Se a Justiça é sempre concreta, se o seu fundamento ou o seu critério essencial não pode ser a
igualdade e se a lei, na sua generalidade, não é a forma mais adequada da justiça, perde
sentido a distinção clássica entre a Justiça, entendida como conformidade com a lei, e a
equidade, concebida como correcção da generalidade da lei quando esta se revela claramente
inadequada para reger o caso concreto e para dar a este uma solução mais justa do que a que
da aplicação daquela resultaria, pois tal como se pensa, a verdadeira Justiça é sempre
equidade.
Porque a Justiça é valor, princípio, ideia ou ideal e, por isso, insubstancial, não é susceptível de
ser apreendida ou aprisionada por uma definição, na medida em que esta é sempre um pôr
limites, um marcar de contornos de uma aspecto da realidade. Por outro lado, a sua natureza
de valor, princípio, ideia ou ideal impede-a de ser objecto de um conceito, pois é o resultado
das possibilidades criadoras da razão e os valores, os princípios e os ideais transcendem a
razão e ano dependem dela na sua existência, e apenas na sua efectividade e na sua realização
parcialmente dela quedam dependentes. O conhecimento que da Justiça alcançamos é um
conhecimento concreto, existencial, um conhecimento imediato, intuitivo e emocional, em
que o sentimento inato de Justiça tem um papel decisivo e determinante, não dispensando,
porém, a colaboração ou a participação de elementos racionais, que laboram a partir dos
dados fornecidos por aquele primeiro conhecimento intuitivo-emocional.

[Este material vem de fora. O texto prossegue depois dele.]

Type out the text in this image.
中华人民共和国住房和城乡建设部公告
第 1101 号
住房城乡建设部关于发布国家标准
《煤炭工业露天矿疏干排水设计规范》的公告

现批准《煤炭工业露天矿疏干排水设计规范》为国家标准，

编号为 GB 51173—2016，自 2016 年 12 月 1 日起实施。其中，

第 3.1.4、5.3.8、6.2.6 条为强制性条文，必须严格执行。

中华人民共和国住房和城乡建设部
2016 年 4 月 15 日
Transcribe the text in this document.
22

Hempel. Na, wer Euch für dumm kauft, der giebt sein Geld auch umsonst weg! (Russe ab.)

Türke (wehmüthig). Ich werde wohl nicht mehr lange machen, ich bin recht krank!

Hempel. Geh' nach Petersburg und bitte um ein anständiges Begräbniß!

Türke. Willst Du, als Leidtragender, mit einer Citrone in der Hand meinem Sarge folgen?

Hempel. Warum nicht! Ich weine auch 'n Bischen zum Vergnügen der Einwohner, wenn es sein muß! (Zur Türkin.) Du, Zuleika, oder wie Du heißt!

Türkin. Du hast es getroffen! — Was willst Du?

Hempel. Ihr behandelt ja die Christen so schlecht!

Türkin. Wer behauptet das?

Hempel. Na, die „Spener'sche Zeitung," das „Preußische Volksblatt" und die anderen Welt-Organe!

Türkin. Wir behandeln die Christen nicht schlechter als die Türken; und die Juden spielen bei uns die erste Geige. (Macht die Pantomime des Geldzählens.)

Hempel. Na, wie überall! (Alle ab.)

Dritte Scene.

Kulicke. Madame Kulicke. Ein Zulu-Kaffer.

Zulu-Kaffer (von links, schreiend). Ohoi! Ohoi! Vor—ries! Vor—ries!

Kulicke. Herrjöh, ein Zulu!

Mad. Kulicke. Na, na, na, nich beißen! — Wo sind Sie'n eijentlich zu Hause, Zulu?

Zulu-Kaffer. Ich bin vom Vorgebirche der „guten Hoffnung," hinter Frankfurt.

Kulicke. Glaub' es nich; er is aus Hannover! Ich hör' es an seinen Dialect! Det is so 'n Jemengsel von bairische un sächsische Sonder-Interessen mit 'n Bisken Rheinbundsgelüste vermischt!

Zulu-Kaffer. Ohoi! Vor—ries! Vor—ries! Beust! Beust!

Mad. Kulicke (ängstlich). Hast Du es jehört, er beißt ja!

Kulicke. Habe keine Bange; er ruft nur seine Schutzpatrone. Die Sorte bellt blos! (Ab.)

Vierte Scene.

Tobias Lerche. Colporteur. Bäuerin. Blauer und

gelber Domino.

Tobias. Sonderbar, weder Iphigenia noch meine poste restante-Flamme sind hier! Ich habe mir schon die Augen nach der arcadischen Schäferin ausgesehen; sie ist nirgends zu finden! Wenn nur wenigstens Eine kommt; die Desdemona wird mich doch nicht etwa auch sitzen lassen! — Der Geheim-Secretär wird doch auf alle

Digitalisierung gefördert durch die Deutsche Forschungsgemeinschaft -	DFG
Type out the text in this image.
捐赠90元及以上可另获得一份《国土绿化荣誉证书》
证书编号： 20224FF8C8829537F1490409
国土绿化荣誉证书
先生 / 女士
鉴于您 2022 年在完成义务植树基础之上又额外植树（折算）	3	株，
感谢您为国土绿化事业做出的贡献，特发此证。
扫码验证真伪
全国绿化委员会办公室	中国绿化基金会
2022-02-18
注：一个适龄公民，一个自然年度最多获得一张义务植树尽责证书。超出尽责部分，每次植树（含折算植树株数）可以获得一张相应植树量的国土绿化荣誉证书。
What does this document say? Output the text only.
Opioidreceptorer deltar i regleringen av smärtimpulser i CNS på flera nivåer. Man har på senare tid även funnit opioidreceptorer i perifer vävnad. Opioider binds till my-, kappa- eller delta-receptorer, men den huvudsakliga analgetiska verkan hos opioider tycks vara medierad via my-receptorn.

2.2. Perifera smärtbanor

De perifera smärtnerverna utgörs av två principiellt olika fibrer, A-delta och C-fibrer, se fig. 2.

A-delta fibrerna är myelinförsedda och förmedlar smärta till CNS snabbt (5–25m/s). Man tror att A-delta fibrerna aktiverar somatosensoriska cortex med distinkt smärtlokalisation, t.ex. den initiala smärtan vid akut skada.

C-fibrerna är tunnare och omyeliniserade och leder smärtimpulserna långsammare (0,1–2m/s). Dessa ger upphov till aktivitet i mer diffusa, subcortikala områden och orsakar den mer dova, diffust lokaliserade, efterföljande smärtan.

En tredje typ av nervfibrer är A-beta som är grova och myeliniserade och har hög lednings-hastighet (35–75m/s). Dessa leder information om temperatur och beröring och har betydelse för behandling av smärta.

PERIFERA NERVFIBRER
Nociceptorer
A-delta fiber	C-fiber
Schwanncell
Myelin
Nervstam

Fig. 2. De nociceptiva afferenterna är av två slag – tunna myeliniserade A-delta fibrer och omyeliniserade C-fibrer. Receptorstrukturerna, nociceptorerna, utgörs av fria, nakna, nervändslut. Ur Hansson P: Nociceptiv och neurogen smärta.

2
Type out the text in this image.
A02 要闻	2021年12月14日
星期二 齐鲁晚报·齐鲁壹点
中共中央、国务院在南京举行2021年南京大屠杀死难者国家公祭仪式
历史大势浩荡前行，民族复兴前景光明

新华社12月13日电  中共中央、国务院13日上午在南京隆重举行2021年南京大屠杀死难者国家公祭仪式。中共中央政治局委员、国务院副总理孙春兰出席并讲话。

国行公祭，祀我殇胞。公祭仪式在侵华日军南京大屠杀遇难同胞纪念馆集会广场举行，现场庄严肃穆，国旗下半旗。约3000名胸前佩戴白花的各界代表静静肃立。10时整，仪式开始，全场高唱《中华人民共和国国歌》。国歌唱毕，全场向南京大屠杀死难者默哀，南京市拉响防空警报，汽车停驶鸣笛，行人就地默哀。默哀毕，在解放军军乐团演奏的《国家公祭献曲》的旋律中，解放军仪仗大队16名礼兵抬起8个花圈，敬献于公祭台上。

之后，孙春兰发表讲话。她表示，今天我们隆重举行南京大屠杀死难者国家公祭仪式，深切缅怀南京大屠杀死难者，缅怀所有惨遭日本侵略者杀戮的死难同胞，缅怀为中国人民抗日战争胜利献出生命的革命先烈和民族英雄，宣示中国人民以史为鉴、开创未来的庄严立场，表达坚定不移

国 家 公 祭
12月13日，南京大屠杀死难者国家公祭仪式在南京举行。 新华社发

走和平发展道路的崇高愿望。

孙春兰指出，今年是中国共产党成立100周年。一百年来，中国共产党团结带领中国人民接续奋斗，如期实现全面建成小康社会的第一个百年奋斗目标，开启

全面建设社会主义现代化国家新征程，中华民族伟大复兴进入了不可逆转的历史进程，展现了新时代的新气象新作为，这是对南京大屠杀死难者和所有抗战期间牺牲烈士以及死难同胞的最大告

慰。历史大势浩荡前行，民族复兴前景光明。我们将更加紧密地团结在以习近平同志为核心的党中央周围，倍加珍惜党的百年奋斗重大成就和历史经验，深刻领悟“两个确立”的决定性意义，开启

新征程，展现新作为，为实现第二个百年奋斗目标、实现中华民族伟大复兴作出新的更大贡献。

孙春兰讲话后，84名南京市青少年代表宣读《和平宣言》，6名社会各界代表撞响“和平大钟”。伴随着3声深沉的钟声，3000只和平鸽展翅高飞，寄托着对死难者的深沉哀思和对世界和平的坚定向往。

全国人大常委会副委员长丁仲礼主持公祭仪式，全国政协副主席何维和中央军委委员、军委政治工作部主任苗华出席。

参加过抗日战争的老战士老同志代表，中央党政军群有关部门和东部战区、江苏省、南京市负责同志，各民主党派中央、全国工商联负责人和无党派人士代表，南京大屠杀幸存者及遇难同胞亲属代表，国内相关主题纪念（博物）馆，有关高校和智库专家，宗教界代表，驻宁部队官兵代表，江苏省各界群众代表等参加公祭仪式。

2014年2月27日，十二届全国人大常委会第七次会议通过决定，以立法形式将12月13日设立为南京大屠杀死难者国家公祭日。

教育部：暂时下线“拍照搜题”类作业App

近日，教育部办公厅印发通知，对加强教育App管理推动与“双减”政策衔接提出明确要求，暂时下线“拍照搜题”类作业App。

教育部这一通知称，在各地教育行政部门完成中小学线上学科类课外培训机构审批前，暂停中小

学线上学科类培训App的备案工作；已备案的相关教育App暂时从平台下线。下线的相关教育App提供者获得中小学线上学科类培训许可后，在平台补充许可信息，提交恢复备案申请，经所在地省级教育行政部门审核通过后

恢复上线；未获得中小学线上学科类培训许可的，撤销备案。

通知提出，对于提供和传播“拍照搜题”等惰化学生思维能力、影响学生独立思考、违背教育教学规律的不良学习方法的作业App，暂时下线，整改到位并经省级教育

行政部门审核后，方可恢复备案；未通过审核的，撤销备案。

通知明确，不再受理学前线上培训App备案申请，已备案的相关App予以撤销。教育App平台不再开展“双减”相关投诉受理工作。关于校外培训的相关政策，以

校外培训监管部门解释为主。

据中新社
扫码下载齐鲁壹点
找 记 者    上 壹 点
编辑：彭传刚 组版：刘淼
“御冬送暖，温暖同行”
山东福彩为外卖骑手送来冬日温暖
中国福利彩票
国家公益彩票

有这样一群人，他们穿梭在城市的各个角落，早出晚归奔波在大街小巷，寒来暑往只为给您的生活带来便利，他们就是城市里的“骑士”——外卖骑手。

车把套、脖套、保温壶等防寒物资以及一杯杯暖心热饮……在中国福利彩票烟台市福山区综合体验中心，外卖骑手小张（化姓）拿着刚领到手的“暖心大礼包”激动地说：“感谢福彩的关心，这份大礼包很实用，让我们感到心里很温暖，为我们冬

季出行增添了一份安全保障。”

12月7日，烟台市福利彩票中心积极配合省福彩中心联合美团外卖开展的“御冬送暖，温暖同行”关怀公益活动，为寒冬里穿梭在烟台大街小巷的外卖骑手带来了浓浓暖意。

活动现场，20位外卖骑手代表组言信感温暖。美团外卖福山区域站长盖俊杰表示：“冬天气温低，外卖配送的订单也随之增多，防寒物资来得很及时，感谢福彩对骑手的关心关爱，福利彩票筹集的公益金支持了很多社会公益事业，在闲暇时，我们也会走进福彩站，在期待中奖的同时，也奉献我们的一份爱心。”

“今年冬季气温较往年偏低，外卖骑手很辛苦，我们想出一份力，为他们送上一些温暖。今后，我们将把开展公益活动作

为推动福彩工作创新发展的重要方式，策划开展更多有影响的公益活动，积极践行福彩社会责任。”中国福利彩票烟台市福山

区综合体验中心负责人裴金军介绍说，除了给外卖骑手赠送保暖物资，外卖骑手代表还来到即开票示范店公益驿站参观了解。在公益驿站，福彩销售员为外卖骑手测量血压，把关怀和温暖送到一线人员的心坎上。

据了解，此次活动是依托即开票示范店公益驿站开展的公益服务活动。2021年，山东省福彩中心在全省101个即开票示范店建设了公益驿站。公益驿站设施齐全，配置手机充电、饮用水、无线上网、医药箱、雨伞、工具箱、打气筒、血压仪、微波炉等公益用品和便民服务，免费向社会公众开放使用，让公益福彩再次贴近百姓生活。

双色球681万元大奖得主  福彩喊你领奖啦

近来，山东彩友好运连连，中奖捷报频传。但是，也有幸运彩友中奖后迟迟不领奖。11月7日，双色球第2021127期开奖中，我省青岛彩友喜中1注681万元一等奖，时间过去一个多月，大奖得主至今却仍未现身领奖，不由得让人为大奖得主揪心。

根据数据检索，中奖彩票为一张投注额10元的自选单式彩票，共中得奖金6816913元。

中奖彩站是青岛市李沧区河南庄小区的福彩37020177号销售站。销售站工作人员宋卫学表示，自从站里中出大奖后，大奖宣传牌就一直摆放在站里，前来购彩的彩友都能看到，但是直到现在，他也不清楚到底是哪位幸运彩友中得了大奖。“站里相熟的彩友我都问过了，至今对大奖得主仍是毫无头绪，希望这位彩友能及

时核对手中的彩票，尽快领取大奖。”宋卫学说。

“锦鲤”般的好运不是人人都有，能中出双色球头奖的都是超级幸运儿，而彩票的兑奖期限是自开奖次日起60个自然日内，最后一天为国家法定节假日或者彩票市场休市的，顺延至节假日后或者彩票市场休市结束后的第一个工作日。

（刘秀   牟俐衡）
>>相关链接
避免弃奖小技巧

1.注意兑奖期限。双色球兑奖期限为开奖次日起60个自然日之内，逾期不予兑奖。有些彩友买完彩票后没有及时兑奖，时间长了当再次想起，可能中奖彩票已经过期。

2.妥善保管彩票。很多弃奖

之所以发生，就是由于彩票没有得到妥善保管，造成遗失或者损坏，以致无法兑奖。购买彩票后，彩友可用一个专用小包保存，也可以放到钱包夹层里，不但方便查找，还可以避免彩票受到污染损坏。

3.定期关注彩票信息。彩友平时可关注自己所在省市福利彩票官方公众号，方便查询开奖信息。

Sendo pois
insusceptível de ser definida ou deduzida genérica e abstractamente pela razão, a Justiça
apenas pode ser intuída no caso concreto, mediante a emoção ou o sentimento avaliador ou
sentimento moral ou de Justiça, do qual, contudo, é possível dar razão, pois possui a sua
verdade que, não sendo do domínio lógico-dedutivo, não deixa de ter a validade e garantia,
próprias das “razões do coração”, da experiência imediata e da vivência dos valores.
Se a Justiça é o princípio ontológico do Direito, o valor que fundamento e o ideal que ela visa
realizar, não é, no entanto, o único valor ou o único fim que o direito serve ou procura tornar
efectivo.Assim, é corrente atribuir-lhe outros fins ou indicar outros valores como jurídicos. É o
que acontece com a ordem, a paz, a liberdade, o respeito pela personalidade individual, a
solidariedade ou a cooperação social e a segurança como fins do direito ou como valores
jurídicos que coexistem com a Justiça no firmamento axiológico do Direito, conveniente se
tornando, por isso, estudar o modo como ela se articula e compatibiliza. 7[5] Kant, in
Fundamentação da Metafísica dos Costume.